Publié le 05 décembre 2014

ISR / RSE

Risque carbone : la lente prise de conscience des investisseurs institutionnels

L’exigence des investisseurs responsables européens n’a jamais été si élevée. En tant que donneurs d’ordre, ils obligent de plus en plus souvent les sociétés de gestion d’actifs à intégrer des contraintes environnementales, sociales et de gouvernance (ESG). Une tendance qui commence à s’étendre à la décarbonation de leur portefeuille. C’est ce qui ressort de l’étude annuelle publiée le 5 décembre par le centre de recherche de Novethic.

Formalisation du déploiement d'une stratégie ESG (environnementale, sociale et de gouvernance) en Europe.
© Novethic

C’est un véritable "portrait des investisseurs responsables européens" que dresse Novethic dans sa 7e enquête annuelle sur les grandes institutions financières intégrant des critères ESG (environnementaux, sociaux et de gouvernance).

L’étude s’appuie sur un large panel: 185 investisseurs institutionnels tels que des caisses de retraite, fonds de pension, compagnies d’assurances, institutions publiques, répartis dans 13 pays et qui pèsent 6 000 milliards d’euros d’actifs, ont accepté de répondre aux questions du centre de recherche de Novethic.

 

L’émergence d’un risque carbone

 

A un an de la COP21, et après le sommet climatique de New York qui s’est tenu en septembre dernier, les principaux acteurs européens mettent l’accent sur le risque carbone dans leur stratégie de lutte contre le changement climatique. Ils s’inquiètent en particulier de l’impact du changement du climat sur la valorisation des entreprises dont ils sont actionnaires, en particulier les plus émettrices de gaz à effet de serre.

Une trentaine d’entre eux a notamment signé la déclaration des investisseurs sur le changement climatique, portée par les Nations Unies. Concrètement, il s’agit pour eux de s’engager à financer une économie moins émettrice de gaz à effet de serre (CO2, méthane, HFC).

Leur prise de conscience est à relever: 12% des investisseurs interrogés ont déjà réalisé l’empreinte carbone de leur portefeuille.

Mais quand on les interroge sur leurs thèmes d’engagements, seuls 23% des institutionnels se déclarent concernés par ce risque carbone. Un chiffre qui devrait toutefois augmenter l’an prochain à la suite du sommet climatique de New York et avant la grande conférence de Paris (COP21) qui aura lieu en décembre 2015.

Pour Dominique Blanc, le directeur du centre de recherche de Novethic, "les investisseurs institutionnels sont de plus en plus pragmatiques. Ils veulent avoir la main sur la gestion des risques à long terme. C’est ce qui les pousse à décarboner leur portefeuille".

 

Un basculement de l’offre vers la demande

 

Cette gestion des risques à long terme pousse les institutionnels à être de plus en plus exigeants vis-à-vis de leurs gestionnaires de portefeuilles, que ce se soit en amont ou en aval des décisions d’investissements.
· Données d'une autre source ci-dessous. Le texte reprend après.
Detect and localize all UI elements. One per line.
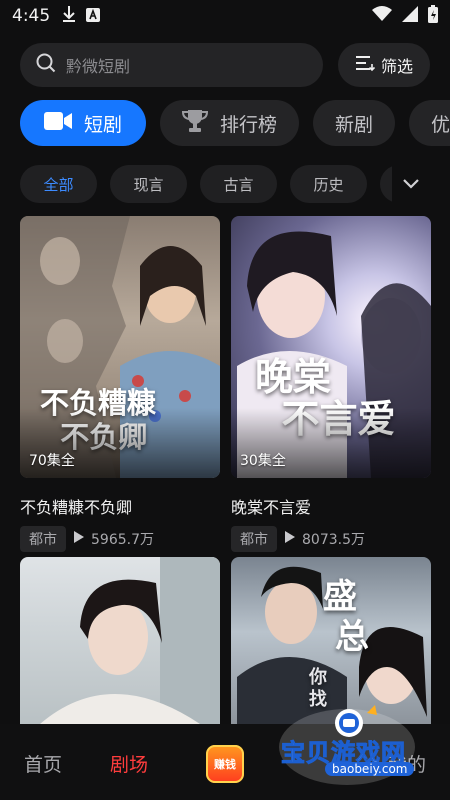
play-icon	[74, 531, 84, 547]
genre-history[interactable]: 历史	[290, 165, 367, 203]
tab-short-drama-label: 短剧	[84, 113, 123, 136]
play-count: 5965.7万	[91, 532, 154, 548]
chevron-down-icon	[402, 175, 420, 194]
drama-poster[interactable]: 盛 总 你找	[231, 557, 431, 724]
drama-title[interactable]: 不负糟糠不负卿	[20, 494, 220, 517]
genre-tag: 都市	[231, 526, 277, 552]
tab-more-category[interactable]: 优	[409, 100, 450, 146]
tab-ranking-label: 排行榜	[220, 113, 278, 136]
video-camera-icon	[44, 110, 72, 137]
genre-tag: 都市	[20, 526, 66, 552]
tab-new-drama[interactable]: 新剧	[313, 100, 396, 146]
drama-poster[interactable]: 晚棠 不言爱 30集全	[231, 216, 431, 478]
genre-all[interactable]: 全部	[20, 165, 97, 203]
earn-label: 赚钱	[214, 758, 236, 771]
drama-title[interactable]: 晚棠不言爱	[231, 494, 431, 517]
play-icon	[285, 531, 295, 547]
nav-theater[interactable]: 剧场	[110, 750, 148, 777]
tab-new-drama-label: 新剧	[335, 113, 374, 136]
signal-icon	[402, 6, 418, 26]
filter-label: 筛选	[380, 57, 413, 76]
poster-title-text: 盛 总	[323, 577, 369, 657]
status-bar: 4:45	[0, 0, 450, 32]
trophy-icon	[182, 109, 209, 138]
drama-poster[interactable]	[20, 557, 220, 724]
watermark-url: baobeiy.com	[325, 762, 415, 776]
search-icon	[36, 53, 56, 77]
drama-card[interactable]	[20, 557, 220, 724]
download-icon	[62, 5, 76, 27]
tab-short-drama[interactable]: 短剧	[20, 100, 147, 146]
app-notification-icon	[86, 7, 101, 26]
search-input[interactable]: 黔微短剧	[20, 43, 323, 87]
nav-home[interactable]: 首页	[24, 750, 62, 777]
category-tabs: 短剧 排行榜 新剧 优	[0, 100, 450, 146]
tab-more-category-label: 优	[431, 113, 450, 136]
drama-card[interactable]: 不负糟糠 不负卿 70集全 不负糟糠不负卿 都市 5965.7万	[20, 216, 220, 552]
genre-ancient-romance[interactable]: 古言	[200, 165, 277, 203]
episode-count: 70集全	[29, 453, 75, 469]
earn-button[interactable]: 赚钱	[206, 745, 244, 783]
tab-ranking[interactable]: 排行榜	[160, 100, 300, 146]
expand-genres-button[interactable]	[392, 165, 430, 203]
play-count: 8073.5万	[302, 532, 365, 548]
genre-more[interactable]	[380, 165, 392, 203]
drama-poster[interactable]: 不负糟糠 不负卿 70集全	[20, 216, 220, 478]
genre-modern-romance[interactable]: 现言	[110, 165, 187, 203]
drama-card[interactable]: 盛 总 你找	[231, 557, 431, 724]
filter-button[interactable]: 筛选	[338, 43, 430, 87]
battery-icon	[428, 5, 438, 27]
watermark: 宝贝游戏网 baobeiy.com	[275, 703, 435, 791]
status-time: 4:45	[12, 6, 51, 26]
wifi-icon	[372, 6, 392, 26]
episode-count: 30集全	[240, 453, 286, 469]
search-placeholder: 黔微短剧	[66, 57, 131, 76]
drama-card[interactable]: 晚棠 不言爱 30集全 晚棠不言爱 都市 8073.5万	[231, 216, 431, 552]
genre-filter: 全部 现言 古言 历史	[0, 165, 392, 203]
filter-icon	[355, 54, 376, 76]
72% des investisseurs interrogés déclarent avoir formalisé leurs politiques d’investissement responsable. C’est 7% de plus que l’an dernier.

En amont, ce sont 70 à 100% des investisseurs qui sélectionnent les gestionnaires de fonds en fonction de critères ESG.
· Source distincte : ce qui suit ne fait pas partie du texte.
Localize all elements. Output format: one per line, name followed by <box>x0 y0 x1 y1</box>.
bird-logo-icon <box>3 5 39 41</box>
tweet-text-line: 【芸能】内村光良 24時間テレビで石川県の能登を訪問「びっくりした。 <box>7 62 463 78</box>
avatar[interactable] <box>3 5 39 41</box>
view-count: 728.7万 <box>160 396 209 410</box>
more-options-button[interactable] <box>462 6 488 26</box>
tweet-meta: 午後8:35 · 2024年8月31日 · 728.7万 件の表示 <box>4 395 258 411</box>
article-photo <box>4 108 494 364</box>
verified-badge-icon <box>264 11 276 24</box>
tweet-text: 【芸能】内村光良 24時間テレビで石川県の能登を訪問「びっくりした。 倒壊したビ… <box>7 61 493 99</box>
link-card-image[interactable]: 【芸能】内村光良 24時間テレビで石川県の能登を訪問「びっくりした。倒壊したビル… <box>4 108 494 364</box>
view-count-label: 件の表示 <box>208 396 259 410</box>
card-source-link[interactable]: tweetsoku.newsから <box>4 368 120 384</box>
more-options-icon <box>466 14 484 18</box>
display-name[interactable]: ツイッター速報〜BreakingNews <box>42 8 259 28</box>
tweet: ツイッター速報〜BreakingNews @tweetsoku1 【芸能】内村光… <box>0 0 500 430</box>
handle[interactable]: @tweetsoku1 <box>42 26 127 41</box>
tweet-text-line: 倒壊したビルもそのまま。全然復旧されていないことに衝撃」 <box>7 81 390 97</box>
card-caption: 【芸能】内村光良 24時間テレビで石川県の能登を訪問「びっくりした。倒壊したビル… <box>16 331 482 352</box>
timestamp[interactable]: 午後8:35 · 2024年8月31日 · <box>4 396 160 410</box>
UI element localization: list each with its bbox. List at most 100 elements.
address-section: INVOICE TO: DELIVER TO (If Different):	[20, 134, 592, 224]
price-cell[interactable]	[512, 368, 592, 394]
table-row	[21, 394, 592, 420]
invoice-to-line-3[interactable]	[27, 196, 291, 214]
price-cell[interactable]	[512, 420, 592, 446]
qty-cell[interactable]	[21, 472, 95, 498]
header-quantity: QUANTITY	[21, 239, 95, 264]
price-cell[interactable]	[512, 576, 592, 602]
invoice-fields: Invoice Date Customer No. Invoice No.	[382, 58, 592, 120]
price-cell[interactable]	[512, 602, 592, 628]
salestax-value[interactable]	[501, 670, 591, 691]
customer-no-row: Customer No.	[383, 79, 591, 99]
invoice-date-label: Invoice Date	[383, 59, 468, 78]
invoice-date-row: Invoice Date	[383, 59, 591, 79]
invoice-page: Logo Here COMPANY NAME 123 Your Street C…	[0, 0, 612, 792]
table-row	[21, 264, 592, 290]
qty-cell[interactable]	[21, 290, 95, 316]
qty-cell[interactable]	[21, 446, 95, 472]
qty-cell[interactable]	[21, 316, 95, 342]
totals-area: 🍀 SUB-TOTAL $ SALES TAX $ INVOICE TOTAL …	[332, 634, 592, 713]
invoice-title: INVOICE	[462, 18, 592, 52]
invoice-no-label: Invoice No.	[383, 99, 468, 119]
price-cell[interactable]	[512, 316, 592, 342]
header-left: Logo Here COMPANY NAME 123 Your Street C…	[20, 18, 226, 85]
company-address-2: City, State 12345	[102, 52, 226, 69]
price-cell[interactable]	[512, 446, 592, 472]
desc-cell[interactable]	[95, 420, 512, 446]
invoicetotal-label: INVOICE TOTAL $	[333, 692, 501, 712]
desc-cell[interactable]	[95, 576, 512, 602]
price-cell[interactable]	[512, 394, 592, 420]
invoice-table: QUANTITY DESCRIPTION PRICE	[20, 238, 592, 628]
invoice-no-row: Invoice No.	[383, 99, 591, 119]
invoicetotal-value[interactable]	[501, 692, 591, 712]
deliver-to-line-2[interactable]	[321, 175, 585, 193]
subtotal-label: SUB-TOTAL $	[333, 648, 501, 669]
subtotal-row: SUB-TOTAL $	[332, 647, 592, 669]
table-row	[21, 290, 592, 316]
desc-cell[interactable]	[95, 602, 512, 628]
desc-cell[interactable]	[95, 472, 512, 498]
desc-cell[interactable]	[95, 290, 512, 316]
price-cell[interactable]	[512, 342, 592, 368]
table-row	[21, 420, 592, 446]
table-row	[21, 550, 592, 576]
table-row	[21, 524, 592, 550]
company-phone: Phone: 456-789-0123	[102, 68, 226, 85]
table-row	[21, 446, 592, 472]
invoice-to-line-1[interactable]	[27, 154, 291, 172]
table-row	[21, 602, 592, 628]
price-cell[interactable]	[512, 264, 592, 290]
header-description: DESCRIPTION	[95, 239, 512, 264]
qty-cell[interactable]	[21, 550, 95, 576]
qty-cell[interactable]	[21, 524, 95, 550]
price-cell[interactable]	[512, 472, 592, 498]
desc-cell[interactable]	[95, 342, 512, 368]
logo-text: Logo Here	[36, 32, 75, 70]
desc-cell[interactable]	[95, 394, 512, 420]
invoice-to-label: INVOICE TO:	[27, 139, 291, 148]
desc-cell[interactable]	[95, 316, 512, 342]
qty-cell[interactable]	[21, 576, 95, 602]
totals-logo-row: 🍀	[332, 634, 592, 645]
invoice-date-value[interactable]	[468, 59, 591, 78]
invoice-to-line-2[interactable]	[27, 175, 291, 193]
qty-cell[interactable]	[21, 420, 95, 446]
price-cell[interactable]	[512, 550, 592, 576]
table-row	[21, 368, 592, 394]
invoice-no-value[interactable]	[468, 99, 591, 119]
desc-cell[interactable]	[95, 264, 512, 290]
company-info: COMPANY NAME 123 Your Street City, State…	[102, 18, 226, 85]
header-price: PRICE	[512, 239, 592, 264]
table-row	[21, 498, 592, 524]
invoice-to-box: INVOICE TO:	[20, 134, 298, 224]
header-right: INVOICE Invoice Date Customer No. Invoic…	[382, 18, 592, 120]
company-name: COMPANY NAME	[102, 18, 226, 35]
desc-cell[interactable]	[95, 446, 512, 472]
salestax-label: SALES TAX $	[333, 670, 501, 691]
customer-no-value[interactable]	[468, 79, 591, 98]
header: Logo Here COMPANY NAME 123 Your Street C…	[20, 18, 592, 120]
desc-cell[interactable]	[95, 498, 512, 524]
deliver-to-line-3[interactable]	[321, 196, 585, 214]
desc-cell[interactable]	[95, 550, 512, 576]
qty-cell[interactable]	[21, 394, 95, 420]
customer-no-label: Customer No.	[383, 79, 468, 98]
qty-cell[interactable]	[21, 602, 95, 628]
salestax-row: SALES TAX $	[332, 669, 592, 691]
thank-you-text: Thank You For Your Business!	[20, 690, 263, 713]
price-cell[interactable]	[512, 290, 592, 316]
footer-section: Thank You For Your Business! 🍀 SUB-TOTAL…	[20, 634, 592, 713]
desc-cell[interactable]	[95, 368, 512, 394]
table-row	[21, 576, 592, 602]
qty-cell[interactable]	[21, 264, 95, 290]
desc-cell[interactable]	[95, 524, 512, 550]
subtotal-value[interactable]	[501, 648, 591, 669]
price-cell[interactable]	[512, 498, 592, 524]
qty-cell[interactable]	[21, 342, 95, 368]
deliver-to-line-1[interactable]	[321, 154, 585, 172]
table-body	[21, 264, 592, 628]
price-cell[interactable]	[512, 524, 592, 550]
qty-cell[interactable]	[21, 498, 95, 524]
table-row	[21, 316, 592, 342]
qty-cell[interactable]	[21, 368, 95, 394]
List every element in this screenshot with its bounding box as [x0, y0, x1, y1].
En aval, l’analyse ESG est de plus en plus systématisée, en particulier grâce au reporting imposé aux sociétés de gestion.
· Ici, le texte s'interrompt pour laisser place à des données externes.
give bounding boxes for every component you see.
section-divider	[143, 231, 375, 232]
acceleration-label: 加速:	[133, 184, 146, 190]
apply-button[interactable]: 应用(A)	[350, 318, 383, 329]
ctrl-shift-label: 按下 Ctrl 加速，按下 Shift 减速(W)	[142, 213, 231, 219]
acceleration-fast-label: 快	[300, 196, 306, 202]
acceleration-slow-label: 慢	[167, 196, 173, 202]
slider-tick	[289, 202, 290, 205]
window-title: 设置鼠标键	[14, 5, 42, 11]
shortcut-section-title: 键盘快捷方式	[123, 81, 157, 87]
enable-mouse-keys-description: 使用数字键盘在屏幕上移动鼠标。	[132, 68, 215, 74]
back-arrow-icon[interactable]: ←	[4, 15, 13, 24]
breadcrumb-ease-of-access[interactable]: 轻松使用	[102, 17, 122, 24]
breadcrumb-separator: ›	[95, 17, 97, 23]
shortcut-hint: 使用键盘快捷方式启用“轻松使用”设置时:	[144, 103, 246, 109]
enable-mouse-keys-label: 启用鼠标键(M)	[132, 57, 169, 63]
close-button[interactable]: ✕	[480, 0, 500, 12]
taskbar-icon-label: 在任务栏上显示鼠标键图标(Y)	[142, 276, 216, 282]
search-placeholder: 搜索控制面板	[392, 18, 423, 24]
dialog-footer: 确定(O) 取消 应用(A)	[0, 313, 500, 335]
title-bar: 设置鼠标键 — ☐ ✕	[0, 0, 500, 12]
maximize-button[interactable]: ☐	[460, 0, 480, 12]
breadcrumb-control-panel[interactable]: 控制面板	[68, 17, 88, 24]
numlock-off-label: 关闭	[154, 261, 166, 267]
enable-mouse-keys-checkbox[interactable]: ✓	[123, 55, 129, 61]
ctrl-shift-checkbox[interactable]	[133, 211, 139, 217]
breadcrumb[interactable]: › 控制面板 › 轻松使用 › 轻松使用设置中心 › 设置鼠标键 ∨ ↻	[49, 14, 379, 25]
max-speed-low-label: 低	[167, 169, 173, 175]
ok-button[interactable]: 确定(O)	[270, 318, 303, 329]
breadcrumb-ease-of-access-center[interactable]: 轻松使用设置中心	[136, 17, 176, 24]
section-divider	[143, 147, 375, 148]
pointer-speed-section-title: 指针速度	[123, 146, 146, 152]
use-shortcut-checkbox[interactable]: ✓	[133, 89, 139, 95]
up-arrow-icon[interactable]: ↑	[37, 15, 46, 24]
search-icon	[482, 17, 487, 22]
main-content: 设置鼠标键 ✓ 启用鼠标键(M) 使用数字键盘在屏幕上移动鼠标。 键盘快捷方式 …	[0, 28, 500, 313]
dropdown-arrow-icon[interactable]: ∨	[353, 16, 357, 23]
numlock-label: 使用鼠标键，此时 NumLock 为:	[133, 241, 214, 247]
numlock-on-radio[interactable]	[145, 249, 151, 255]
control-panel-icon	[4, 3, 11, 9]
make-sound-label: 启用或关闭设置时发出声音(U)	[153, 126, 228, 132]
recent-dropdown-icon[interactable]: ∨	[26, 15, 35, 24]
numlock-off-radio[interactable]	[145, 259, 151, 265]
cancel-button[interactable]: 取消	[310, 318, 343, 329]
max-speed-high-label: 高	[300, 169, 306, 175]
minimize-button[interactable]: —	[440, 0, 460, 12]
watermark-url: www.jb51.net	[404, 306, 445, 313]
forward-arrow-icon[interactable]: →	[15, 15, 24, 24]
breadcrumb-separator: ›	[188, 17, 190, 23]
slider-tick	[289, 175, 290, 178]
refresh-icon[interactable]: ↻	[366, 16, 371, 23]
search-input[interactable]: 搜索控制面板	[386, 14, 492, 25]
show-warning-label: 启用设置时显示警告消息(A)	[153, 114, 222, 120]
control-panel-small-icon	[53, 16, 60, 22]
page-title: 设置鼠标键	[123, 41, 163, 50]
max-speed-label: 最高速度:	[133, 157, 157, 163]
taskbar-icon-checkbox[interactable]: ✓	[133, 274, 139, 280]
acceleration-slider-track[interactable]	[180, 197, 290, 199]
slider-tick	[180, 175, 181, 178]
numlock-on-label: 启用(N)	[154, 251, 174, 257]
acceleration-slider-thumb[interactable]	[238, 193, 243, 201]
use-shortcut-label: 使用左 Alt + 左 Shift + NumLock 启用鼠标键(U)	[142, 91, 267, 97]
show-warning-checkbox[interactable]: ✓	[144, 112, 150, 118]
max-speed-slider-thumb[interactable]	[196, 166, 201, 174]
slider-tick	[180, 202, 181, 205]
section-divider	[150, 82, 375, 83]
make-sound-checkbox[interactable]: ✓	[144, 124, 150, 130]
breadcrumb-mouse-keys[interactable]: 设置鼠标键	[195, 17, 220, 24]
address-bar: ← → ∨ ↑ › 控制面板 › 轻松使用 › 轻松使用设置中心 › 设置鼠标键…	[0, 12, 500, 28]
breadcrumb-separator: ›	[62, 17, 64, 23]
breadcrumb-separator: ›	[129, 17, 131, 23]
Conséquence, et c’est l’autre grand enseignement de cette enquête, le marché de l’investissement responsable bascule lentement d’une logique d’offre à une logique de demande.

 

Scandinavie, le modèle à suivre

 

 

La Norvège, la Finlande et surtout la Suède sont les pays les plus matures en termes d’investissement responsable. Une catégorie dans laquelle il faut aussi ranger les Pays-Bas.

Les investisseurs institutionnels y allient plusieurs pratiques. Ils demandent aux sociétés de gestion de respecter des contraintes ESG. Ils effectuent un suivi de la qualité des portefeuilles. Ils sélectionnent les gestionnaires de portefeuilles sur ces critères. C’est également dans ces pays que la pratique de l’engagement actionnarial est la plus répandue.

La France, quant à elle, se classe dans la moyenne européenne. Mais les investisseurs français sont de plus en plus nombreux (+14% par rapport à 2013) à formaliser leur politique d’investissement responsable.

En revanche, ils ne sont que 44% à publier un reporting ESG. Ce qui vaut à la France d’accuser 10 points de moins que la moyenne européenne.